# space marine tactical squad



## Klaivex (Dec 21, 2010)

What would be more effective and point cost efficient:

A) 10 man squad with Powerfist, melta and heavy weapon and rhino
B) 10 man squad combat squaded with powerfist, melta and heavy weapon and razorback
C) 5 man squad with powerfist and razorback


----------



## MidnightSun (Feb 10, 2009)

10 man with Meltagun, Multi-Melta, Rhino and, if you really want to bling the Sergeant, take a Combi-Melta. Around 1/2 of your squads should take a Power Fist, otherwise it's prohibitively expensive.

Midnight


----------



## Fallen (Oct 7, 2008)

theres two ways

1) PF, melta gun and a ML + rhino/razorback (with your loadout) if you take a razorback you combat squad the tact squad.

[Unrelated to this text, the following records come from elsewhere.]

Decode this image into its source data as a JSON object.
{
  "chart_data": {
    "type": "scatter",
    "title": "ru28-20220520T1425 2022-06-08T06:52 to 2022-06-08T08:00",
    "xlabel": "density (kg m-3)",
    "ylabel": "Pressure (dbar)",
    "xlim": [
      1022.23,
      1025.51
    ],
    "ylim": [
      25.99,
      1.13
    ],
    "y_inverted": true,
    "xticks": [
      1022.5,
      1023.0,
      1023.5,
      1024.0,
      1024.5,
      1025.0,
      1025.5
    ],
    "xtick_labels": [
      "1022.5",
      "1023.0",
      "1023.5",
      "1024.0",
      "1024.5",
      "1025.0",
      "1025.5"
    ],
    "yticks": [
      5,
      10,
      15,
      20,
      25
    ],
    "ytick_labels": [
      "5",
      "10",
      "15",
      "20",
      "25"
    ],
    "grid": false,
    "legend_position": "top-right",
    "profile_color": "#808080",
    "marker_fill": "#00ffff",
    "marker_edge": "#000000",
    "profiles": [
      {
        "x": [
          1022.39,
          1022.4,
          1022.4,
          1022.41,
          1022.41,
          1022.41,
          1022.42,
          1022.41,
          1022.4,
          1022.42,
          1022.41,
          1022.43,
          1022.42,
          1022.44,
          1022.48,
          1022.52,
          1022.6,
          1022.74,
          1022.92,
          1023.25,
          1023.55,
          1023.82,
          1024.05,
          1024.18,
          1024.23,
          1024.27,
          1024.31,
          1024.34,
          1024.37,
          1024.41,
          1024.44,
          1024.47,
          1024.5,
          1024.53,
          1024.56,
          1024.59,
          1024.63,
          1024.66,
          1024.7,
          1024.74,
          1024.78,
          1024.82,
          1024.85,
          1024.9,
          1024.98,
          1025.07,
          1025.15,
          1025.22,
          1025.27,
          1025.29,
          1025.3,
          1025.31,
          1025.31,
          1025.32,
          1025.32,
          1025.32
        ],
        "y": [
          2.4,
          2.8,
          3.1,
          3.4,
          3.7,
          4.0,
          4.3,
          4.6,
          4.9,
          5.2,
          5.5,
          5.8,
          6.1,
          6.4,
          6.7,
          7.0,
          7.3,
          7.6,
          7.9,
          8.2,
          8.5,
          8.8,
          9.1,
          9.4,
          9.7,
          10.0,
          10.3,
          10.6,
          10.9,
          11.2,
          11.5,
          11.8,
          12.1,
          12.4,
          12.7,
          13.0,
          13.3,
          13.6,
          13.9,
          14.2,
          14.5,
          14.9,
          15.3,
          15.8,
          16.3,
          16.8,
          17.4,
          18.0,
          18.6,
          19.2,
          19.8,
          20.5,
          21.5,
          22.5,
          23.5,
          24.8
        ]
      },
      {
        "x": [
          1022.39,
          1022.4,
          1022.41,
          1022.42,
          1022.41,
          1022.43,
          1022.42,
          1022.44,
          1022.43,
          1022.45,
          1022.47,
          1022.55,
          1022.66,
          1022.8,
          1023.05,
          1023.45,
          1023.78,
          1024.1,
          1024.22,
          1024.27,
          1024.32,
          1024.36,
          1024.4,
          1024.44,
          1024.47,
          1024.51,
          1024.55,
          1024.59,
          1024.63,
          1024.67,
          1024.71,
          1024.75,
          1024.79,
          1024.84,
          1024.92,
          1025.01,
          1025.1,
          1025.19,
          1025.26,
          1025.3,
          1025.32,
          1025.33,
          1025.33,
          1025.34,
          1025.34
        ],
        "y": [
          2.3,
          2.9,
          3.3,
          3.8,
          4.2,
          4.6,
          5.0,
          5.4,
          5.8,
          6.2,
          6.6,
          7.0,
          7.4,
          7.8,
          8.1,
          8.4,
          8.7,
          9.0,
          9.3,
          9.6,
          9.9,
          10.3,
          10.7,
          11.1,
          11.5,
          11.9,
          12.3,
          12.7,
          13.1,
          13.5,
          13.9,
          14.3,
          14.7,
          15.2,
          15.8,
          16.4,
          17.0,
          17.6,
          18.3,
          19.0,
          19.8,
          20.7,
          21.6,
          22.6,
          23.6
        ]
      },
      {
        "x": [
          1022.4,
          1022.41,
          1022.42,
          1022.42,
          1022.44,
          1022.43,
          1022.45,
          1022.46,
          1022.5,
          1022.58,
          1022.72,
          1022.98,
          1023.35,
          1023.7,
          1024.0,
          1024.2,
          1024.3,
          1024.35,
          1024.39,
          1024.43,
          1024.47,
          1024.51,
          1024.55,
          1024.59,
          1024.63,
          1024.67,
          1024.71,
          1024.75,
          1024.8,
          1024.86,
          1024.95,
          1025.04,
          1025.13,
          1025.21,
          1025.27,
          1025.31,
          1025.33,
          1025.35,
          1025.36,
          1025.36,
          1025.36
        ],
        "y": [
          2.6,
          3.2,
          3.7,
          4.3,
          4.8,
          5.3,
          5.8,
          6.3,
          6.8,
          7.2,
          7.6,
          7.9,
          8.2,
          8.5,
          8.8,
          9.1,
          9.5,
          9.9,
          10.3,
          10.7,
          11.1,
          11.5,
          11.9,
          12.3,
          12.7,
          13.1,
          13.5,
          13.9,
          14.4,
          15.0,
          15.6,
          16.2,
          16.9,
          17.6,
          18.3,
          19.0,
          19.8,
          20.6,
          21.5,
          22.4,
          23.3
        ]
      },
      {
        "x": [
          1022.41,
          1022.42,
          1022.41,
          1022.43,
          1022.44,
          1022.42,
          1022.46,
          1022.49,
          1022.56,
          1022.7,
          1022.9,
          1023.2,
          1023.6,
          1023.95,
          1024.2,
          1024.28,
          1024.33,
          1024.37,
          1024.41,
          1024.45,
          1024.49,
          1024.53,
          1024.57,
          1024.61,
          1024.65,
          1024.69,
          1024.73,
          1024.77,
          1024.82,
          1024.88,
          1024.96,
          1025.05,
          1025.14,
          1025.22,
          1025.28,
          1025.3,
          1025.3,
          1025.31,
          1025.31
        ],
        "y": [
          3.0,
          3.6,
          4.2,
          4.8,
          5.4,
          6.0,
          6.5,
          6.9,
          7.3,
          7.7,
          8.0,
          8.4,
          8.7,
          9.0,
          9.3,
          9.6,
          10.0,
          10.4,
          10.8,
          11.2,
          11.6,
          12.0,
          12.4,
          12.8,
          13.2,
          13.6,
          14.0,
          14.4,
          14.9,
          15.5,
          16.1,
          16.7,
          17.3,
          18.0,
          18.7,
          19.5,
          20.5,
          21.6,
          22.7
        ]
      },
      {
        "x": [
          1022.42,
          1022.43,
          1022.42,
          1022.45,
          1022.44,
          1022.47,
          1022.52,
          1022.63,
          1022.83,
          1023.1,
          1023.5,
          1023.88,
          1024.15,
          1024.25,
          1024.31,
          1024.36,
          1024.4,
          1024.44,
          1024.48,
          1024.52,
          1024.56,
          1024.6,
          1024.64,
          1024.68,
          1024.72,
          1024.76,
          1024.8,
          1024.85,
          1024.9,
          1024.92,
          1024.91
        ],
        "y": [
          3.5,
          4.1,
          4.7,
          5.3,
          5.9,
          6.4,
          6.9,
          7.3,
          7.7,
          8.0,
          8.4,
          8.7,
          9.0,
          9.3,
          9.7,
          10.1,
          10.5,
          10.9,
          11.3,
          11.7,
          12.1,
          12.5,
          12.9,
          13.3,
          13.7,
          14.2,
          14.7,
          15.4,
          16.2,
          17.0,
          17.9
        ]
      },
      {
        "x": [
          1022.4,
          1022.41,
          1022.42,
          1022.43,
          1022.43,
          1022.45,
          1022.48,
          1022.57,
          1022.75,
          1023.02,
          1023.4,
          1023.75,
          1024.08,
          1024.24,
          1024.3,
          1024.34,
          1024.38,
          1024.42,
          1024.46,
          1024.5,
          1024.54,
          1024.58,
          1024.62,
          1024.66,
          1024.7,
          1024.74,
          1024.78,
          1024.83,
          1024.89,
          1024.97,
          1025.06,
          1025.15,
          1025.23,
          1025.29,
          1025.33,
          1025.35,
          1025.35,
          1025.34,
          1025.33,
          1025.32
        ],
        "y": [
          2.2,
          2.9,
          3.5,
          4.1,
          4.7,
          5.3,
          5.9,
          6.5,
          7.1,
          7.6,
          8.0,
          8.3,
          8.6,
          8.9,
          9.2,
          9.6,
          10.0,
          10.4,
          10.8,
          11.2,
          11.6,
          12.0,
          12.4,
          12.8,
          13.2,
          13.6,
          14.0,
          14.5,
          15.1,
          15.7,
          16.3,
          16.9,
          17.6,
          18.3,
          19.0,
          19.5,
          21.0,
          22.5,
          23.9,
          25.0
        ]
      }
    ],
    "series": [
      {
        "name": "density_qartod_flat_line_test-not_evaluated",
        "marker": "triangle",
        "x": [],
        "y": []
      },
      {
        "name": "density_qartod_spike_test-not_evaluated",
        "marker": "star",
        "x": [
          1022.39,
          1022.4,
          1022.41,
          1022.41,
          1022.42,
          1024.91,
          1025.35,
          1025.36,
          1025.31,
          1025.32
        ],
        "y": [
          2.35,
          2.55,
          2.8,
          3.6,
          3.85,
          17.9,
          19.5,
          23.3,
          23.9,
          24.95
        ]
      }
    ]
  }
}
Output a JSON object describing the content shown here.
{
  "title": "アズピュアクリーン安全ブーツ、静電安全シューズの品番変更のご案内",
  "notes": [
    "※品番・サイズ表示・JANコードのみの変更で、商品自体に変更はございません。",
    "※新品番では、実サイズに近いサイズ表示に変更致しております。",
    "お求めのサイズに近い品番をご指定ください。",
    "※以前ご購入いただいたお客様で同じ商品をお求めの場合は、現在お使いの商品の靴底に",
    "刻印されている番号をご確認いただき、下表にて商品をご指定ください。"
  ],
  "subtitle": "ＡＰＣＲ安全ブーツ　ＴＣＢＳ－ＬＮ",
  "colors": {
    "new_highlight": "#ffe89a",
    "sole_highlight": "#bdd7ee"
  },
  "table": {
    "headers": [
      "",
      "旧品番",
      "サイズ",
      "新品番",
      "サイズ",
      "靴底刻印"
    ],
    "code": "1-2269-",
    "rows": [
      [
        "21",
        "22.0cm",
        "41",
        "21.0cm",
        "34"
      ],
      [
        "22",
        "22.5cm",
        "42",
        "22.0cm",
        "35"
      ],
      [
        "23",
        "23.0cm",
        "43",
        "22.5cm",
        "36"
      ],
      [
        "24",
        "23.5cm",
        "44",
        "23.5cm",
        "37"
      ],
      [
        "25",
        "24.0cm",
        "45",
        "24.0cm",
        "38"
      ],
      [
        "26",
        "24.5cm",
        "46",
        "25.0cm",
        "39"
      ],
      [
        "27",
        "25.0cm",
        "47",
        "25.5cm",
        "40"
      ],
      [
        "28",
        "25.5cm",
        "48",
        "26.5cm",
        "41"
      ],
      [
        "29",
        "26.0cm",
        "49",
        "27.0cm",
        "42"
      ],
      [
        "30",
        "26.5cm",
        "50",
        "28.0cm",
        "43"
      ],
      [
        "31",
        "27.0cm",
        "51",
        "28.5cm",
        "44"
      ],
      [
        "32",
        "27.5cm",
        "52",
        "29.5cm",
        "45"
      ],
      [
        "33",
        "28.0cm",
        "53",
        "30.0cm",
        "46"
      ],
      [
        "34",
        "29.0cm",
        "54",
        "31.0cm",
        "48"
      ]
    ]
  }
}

2) PF, melta gun and a MM + drop pod

this is generally the accepted "meta" game globally. but if your local meta is different than this its fine.


----------



## Katie Drake (Nov 28, 2007)

Depending on the Codex used I think the best load outs are ten Tacticals in a Rhino with a meltagun and either multi-melta or missile launcher. I don't think power fists are necessary since Tactical squads are better at shooting than close combat, it just makes sense to equip them for shooting and not try to make a mediocre combat unit good at assault by throwing 25 points at it.

Some people like to use 5 Tacticals with no upgrades in a Razorback too, just for the cheap scoring unit and fire support (they're a lot better at both things than Scouts).


----------



## MidnightSun (Feb 10, 2009)

I disagree - Power Fists are good to have on a small number on units, namely those that want to get close to the enemy. You don't really expect to use them actively, but they're a good deterrant for T4 characters or higher toughness creatures.

Midnight


----------